We intentionally made the simplest and dumbest distributed scheduler we could
think of. Because dask separates graphs from schedulers we can iterate on this
problem many times; building better schedulers after learning what is
important. This current scheduler learns from our single-memory system but is
the first dask scheduler that has to think about distributed memory.

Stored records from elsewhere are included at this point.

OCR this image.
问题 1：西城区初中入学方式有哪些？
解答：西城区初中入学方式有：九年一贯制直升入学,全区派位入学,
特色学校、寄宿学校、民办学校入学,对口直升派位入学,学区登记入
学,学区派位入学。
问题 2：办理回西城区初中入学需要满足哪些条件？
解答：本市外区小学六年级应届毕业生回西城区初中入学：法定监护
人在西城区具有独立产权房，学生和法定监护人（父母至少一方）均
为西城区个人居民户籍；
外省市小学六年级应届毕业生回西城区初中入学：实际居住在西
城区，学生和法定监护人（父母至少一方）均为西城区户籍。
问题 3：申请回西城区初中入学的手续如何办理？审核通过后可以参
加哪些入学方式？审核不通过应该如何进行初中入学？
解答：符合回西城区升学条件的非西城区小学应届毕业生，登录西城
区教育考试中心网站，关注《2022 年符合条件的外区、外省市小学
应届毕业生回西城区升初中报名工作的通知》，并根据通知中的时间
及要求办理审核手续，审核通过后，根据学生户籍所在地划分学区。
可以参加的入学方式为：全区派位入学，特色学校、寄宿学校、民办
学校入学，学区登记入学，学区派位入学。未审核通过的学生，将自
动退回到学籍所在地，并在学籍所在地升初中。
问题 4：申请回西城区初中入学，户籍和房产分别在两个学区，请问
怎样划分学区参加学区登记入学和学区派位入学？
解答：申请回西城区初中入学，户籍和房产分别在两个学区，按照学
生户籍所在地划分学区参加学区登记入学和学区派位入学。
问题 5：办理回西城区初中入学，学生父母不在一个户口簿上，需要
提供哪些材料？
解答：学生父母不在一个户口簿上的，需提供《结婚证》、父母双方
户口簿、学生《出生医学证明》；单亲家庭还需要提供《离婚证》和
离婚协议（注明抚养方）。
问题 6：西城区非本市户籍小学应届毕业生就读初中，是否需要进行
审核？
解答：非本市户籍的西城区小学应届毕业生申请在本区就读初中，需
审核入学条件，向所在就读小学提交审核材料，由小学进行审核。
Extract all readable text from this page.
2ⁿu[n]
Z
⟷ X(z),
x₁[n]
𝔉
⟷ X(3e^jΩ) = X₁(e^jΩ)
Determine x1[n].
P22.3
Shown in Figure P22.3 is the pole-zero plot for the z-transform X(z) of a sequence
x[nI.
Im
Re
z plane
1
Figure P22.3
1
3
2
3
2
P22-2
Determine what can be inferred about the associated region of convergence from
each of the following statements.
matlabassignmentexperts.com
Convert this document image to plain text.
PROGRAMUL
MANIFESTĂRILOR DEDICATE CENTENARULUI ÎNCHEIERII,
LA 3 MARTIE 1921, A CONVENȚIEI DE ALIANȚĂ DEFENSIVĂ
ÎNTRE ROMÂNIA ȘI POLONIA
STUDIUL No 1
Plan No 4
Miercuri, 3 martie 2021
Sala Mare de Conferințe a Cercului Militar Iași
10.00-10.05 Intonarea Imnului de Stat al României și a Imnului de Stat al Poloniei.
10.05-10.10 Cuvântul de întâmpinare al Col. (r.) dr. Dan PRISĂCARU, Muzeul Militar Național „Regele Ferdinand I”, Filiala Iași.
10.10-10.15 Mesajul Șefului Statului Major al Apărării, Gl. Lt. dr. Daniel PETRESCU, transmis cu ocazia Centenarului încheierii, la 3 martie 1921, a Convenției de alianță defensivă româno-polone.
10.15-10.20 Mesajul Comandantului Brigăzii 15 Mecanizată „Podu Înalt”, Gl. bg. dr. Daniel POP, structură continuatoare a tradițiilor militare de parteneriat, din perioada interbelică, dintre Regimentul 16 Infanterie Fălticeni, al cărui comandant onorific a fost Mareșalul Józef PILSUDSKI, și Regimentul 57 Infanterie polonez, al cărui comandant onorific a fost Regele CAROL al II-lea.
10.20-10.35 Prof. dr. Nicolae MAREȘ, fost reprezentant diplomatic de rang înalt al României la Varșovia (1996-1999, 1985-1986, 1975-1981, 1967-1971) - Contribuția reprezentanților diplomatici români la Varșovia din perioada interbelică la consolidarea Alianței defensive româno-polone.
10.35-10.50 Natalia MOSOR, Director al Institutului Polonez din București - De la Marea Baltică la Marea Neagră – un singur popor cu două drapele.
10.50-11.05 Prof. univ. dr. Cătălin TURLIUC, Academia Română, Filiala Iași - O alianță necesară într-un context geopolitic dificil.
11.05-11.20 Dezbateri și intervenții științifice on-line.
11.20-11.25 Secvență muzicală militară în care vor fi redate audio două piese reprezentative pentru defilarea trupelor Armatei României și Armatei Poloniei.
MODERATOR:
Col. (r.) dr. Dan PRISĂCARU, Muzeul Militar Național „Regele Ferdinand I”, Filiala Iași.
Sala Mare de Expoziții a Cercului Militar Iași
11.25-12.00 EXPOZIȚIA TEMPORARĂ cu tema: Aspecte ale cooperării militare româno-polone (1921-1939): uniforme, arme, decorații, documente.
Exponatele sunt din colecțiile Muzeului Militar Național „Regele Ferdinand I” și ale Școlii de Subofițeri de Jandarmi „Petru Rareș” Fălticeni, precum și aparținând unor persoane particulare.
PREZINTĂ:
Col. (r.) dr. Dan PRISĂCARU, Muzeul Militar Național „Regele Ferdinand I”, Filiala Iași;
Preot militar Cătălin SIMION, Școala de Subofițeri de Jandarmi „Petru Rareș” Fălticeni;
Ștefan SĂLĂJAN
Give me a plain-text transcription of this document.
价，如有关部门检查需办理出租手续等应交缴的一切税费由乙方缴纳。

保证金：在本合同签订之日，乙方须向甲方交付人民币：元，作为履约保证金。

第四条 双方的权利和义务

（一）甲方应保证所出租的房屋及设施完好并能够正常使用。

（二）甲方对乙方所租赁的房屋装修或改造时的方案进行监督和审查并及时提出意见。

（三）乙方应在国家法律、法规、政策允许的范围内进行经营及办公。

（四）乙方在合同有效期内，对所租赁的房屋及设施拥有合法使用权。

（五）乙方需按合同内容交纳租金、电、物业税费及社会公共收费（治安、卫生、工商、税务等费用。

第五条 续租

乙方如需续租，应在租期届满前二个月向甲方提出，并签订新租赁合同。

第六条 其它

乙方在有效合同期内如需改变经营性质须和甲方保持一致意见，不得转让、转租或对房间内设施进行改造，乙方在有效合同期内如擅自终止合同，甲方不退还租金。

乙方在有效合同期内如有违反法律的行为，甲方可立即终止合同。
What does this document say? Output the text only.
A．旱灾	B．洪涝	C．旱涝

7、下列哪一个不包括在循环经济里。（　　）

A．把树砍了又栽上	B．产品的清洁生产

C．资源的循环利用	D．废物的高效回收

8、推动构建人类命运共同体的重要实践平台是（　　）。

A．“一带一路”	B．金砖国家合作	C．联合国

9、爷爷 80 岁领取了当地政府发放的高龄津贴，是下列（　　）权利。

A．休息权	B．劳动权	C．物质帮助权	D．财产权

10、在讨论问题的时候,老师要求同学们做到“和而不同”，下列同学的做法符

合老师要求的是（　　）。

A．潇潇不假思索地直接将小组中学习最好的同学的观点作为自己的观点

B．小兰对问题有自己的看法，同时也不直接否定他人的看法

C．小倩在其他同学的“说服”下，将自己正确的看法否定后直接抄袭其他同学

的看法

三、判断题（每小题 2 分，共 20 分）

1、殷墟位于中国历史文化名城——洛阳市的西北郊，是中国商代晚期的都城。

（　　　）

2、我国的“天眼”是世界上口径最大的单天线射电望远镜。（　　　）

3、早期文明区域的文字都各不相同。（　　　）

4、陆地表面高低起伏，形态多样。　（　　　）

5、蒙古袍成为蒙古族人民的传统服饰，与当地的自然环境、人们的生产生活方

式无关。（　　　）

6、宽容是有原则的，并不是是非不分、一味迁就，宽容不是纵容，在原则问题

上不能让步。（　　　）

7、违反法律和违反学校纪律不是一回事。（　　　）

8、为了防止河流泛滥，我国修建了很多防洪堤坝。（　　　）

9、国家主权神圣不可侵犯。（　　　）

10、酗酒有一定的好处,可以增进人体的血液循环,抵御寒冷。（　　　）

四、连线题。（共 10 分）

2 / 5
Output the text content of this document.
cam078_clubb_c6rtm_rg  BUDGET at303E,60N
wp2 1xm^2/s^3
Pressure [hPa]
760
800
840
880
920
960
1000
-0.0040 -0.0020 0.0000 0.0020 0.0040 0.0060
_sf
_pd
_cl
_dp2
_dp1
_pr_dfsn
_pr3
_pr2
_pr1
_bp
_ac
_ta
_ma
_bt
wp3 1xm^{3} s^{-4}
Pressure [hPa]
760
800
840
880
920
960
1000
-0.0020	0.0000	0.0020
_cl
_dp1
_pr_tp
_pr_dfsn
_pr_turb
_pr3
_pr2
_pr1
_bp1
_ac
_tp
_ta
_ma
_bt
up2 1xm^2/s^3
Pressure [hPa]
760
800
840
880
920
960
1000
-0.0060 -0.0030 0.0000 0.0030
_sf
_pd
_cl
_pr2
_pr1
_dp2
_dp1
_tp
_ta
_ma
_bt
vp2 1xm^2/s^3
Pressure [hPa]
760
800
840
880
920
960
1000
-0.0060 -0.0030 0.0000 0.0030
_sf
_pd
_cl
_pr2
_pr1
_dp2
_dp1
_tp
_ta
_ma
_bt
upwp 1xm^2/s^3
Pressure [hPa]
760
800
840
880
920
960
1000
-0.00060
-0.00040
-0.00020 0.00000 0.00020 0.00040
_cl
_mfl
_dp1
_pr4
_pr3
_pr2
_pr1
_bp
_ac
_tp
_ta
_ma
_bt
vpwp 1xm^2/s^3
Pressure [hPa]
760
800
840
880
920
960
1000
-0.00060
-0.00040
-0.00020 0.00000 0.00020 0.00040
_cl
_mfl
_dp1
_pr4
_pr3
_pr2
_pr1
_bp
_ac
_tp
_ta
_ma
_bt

As a
result it has the following known limitations:

1. It does not consider data locality. While linear chains of tasks will
   execute on the same machine we don't think much about executing multi-input
   tasks on nodes where only some of the data is local.
2. In particular, this scheduler isn't optimized for data-local file-systems
   like HDFS. It's still happy to read data from HDFS, but this results in
   unnecessary network communication. We've found that it's great when paired
   with S3.
3. This scheduler is new and hasn't yet had its tires kicked. Vocal beta
   users are most welcome.
4. We haven't thought much about deployment. E.g. somehow you need to ssh
   into a bunch of machines and start up workers, then tear them down when you're
   done. Dask.distributed can bootstrap off of an
   [IPython Parallel cluster](http://dask.readthedocs.org/en/latest/distributed.html#ipython-parallel),
   and we've integrated it into
   [anaconda-cluster](http://continuum.io/anaconda-cluster) but deployment remains
   a tough problem.

The `dask.distributed` module is available in the last release but I suggest
using the development master branch. There will be another release in early
July.

## Further Information

[Blake Griffith](https://github.com/cowlicks) has been playing with
`dask.distributed` and `dask.bag` together on data from
[http://githubarchive.org](http://githubarchive.org). He plans to write a
blogpost to give a better demonstration of the use of `dask.distributed` on
real world problems. Look for that post in the next week or two.

You can read more about the internal design of `dask.distributed` at the
[dask docs](http://dask.pydata.org/en/latest/distributed.html).

## Thanks

Special thanks to [Min Regan-Kelley](https://github.com/minrk),
[John Jacobsen](http://eigenhombre.com/),
[Ben Zaitlen](https://twitter.com/quasiben),
and [Hugo Shi](https://www.linkedin.com/pub/hugo-shi/10/579/442)
for their advice on building distributed systems.

Also thanks to [Blake Griffith](https://github.com/cowlicks) for serving as
original user/developer and for smoothing over the user experience.